Nel 2009 nella cittadina di Weesp, in Olanda, nasce Hogeway, il “Villaggio dei senza memoria“, così ribattezzato dagli abitanti del luogo. Hogeway nasce su impulso di Yvonne van Amerongen, un’infermiera impiegata in case di cura per anziani e consulente sanitaria. Yvonne quotidianamente entrava in contatto con persone colpite da forme di demenza e, all’inizio degli anni ’90, cominciò a pensare in che modo si potesse rendere migliore la vita di questi pazienti che si era ormai ridotta esclusivamente all’attesa e alla somministrazione di terapie. Dopo molte raccolte fondi e grazie anche al contributo del governo olandese, con un investimento complessivo di 20 milioni di euro, il progetto prese corpo su un terreno di un ettaro e mezzo.

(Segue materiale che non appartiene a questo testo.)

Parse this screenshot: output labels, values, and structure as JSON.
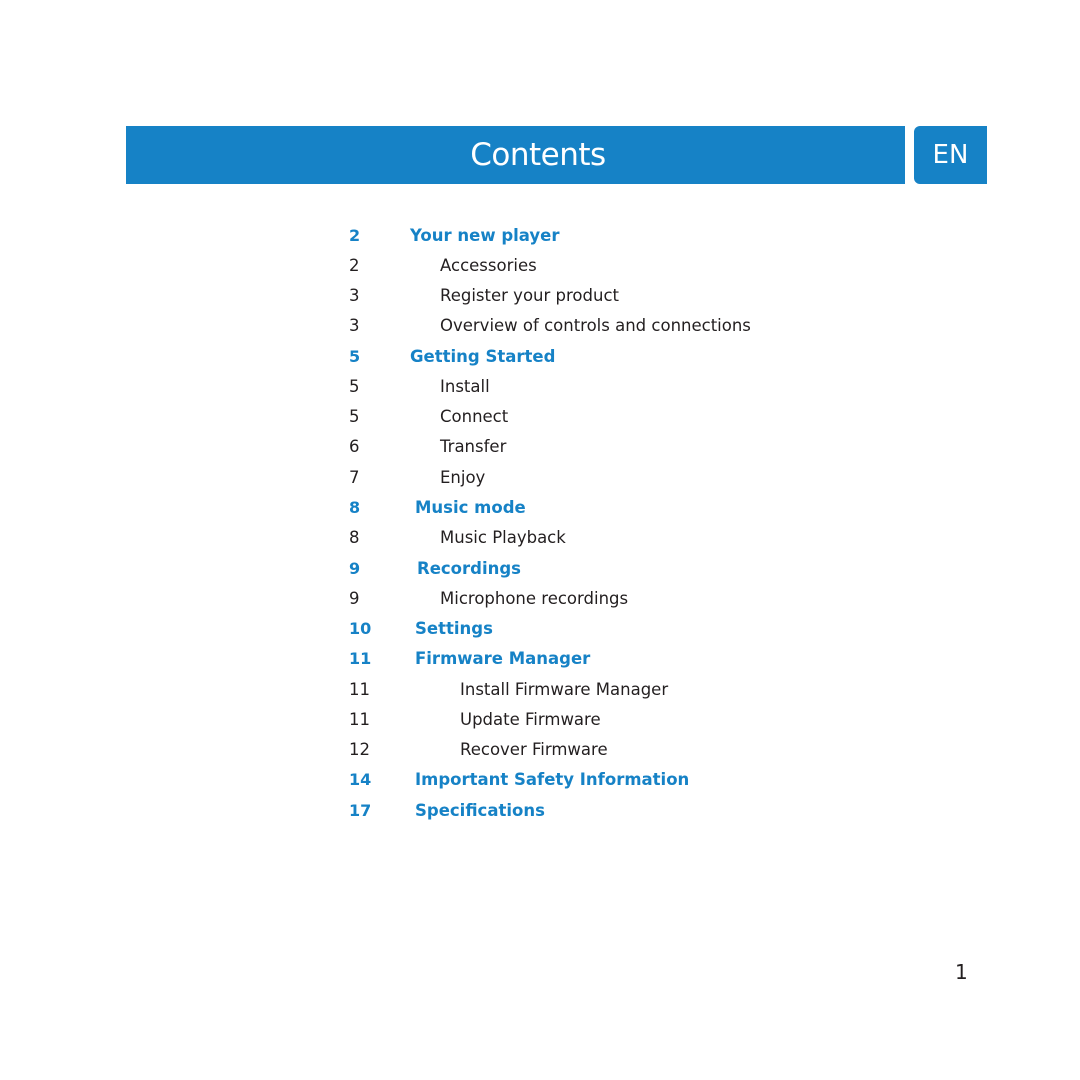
{
  "header": {
    "title": "Contents",
    "language_tab": "EN"
  },
  "toc": [
    {
      "page": "2",
      "title": "Your new player",
      "level": "section"
    },
    {
      "page": "2",
      "title": "Accessories",
      "level": "sub"
    },
    {
      "page": "3",
      "title": "Register your product",
      "level": "sub"
    },
    {
      "page": "3",
      "title": "Overview of controls and connections",
      "level": "sub"
    },
    {
      "page": "5",
      "title": "Getting Started",
      "level": "section"
    },
    {
      "page": "5",
      "title": "Install",
      "level": "sub"
    },
    {
      "page": "5",
      "title": "Connect",
      "level": "sub"
    },
    {
      "page": "6",
      "title": "Transfer",
      "level": "sub"
    },
    {
      "page": "7",
      "title": "Enjoy",
      "level": "sub"
    },
    {
      "page": "8",
      "title": "Music mode",
      "level": "section"
    },
    {
      "page": "8",
      "title": "Music Playback",
      "level": "sub"
    },
    {
      "page": "9",
      "title": "Recordings",
      "level": "section"
    },
    {
      "page": "9",
      "title": "Microphone recordings",
      "level": "sub"
    },
    {
      "page": "10",
      "title": "Settings",
      "level": "section"
    },
    {
      "page": "11",
      "title": "Firmware Manager",
      "level": "section"
    },
    {
      "page": "11",
      "title": "Install Firmware Manager",
      "level": "sub"
    },
    {
      "page": "11",
      "title": "Update Firmware",
      "level": "sub"
    },
    {
      "page": "12",
      "title": "Recover Firmware",
      "level": "sub"
    },
    {
      "page": "14",
      "title": "Important Safety Information",
      "level": "section"
    },
    {
      "page": "17",
      "title": "Specifications",
      "level": "section"
    }
  ],
  "footer": {
    "page_number": "1"
  },
  "colors": {
    "accent": "#1682c6",
    "text": "#231f20"
  }
}
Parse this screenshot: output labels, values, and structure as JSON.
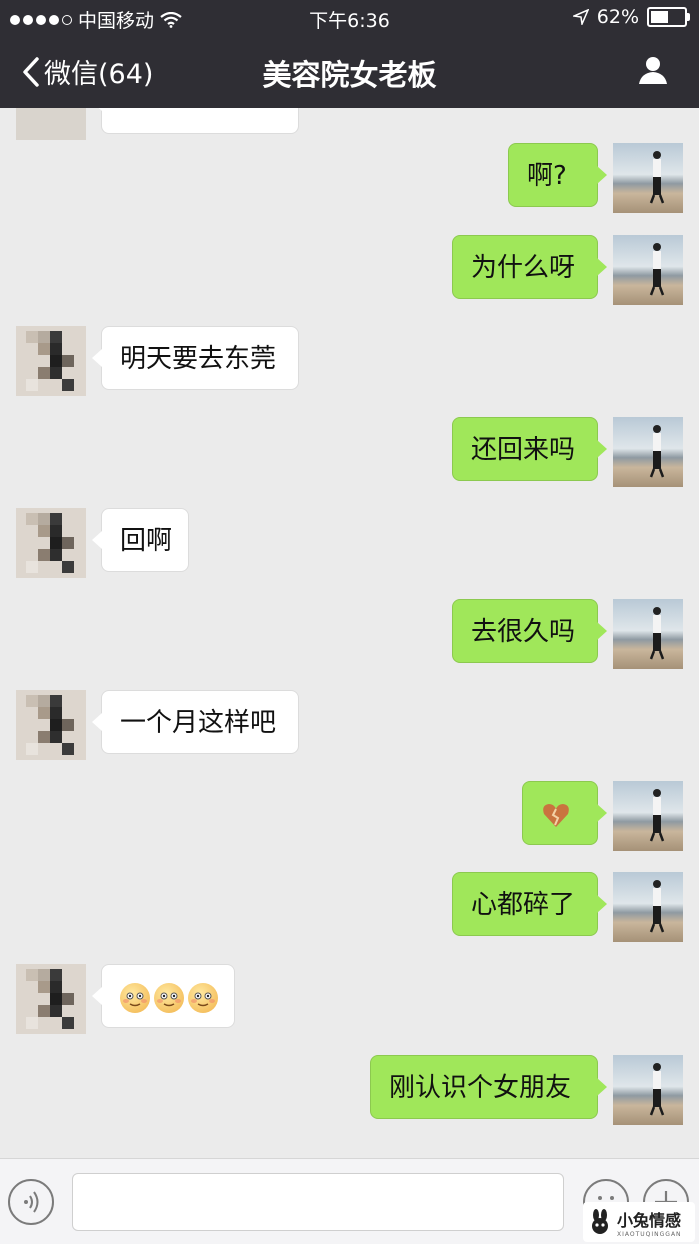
{
  "status_bar": {
    "carrier": "中国移动",
    "time": "下午6:36",
    "battery": "62%",
    "battery_level": 0.62
  },
  "nav": {
    "back_label": "微信(64)",
    "title": "美容院女老板"
  },
  "messages": [
    {
      "from": "me",
      "text": "啊?"
    },
    {
      "from": "me",
      "text": "为什么呀"
    },
    {
      "from": "other",
      "text": "明天要去东莞"
    },
    {
      "from": "me",
      "text": "还回来吗"
    },
    {
      "from": "other",
      "text": "回啊"
    },
    {
      "from": "me",
      "text": "去很久吗"
    },
    {
      "from": "other",
      "text": "一个月这样吧"
    },
    {
      "from": "me",
      "text": "",
      "sticker": "broken-heart-icon"
    },
    {
      "from": "me",
      "text": "心都碎了"
    },
    {
      "from": "other",
      "text": "",
      "stickers": [
        "blushing-face-icon",
        "blushing-face-icon",
        "blushing-face-icon"
      ]
    },
    {
      "from": "me",
      "text": "刚认识个女朋友"
    }
  ],
  "watermark": {
    "brand": "小兔情感",
    "url": "XIAOTUQINGGAN"
  }
}
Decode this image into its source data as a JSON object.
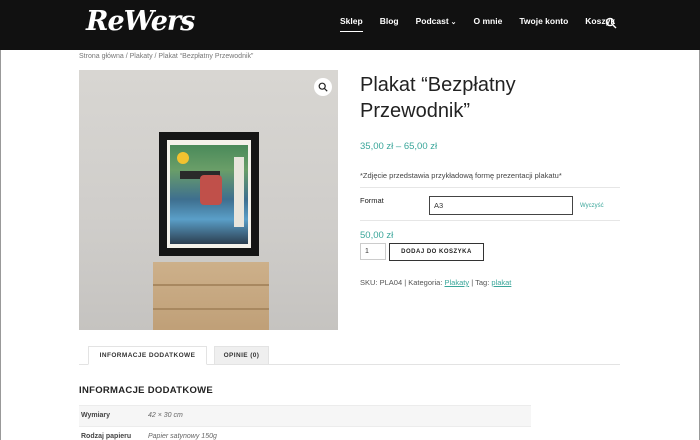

Oggi ad Hogeway vivono circa duecento ospiti, distribuiti in più di 20 residenze, insieme a una numerosa comunità di professionisti sanitari in incognito. Al Villaggio infatti, il personale non indossa il camice e accudisce i pazienti con grande discrezione per mantenere l’impressione di normalità utile al benessere collettivo. Questo clima tranquillo è molto efficace per i malati di Alzheimer, la cui eventuale aggressività viene smorzata dallo stile di vita lento di Hogeway. Inoltre, il Villaggio è di grande conforto anche per le famiglie degli ospiti, che vengono supportate da un sistema validissimo, senza dover rinunciare a un rapporto sereno con i propri cari. Quello di Hogeway è solo il primo di una serie di esperimenti simili che hanno preso piede in Europa. Nello Yorkshire, in Inghilterra, nella città di Fartown, nel 2013, è nato un villaggio completamente ambientato negli anni ’50, in cui i suoi ospiti possano trovarsi immersi nelle atmosfere della loro giovinezza (poichè la malattia spesso causa perdita di memoria a breve termine ma conserva quella a lungo termine). Nel 2019 è stato inaugurato un progetto simile anche a Wiedlisbach, vicino a Berna, in Svizzera. In Italia invece, oltre il Villaggio di Fondazione Roma nella Capitale, esiste anche dal 2018 “Il paese ritrovato” a Monza, progetto coordinato dalla cooperativa La Meridiana.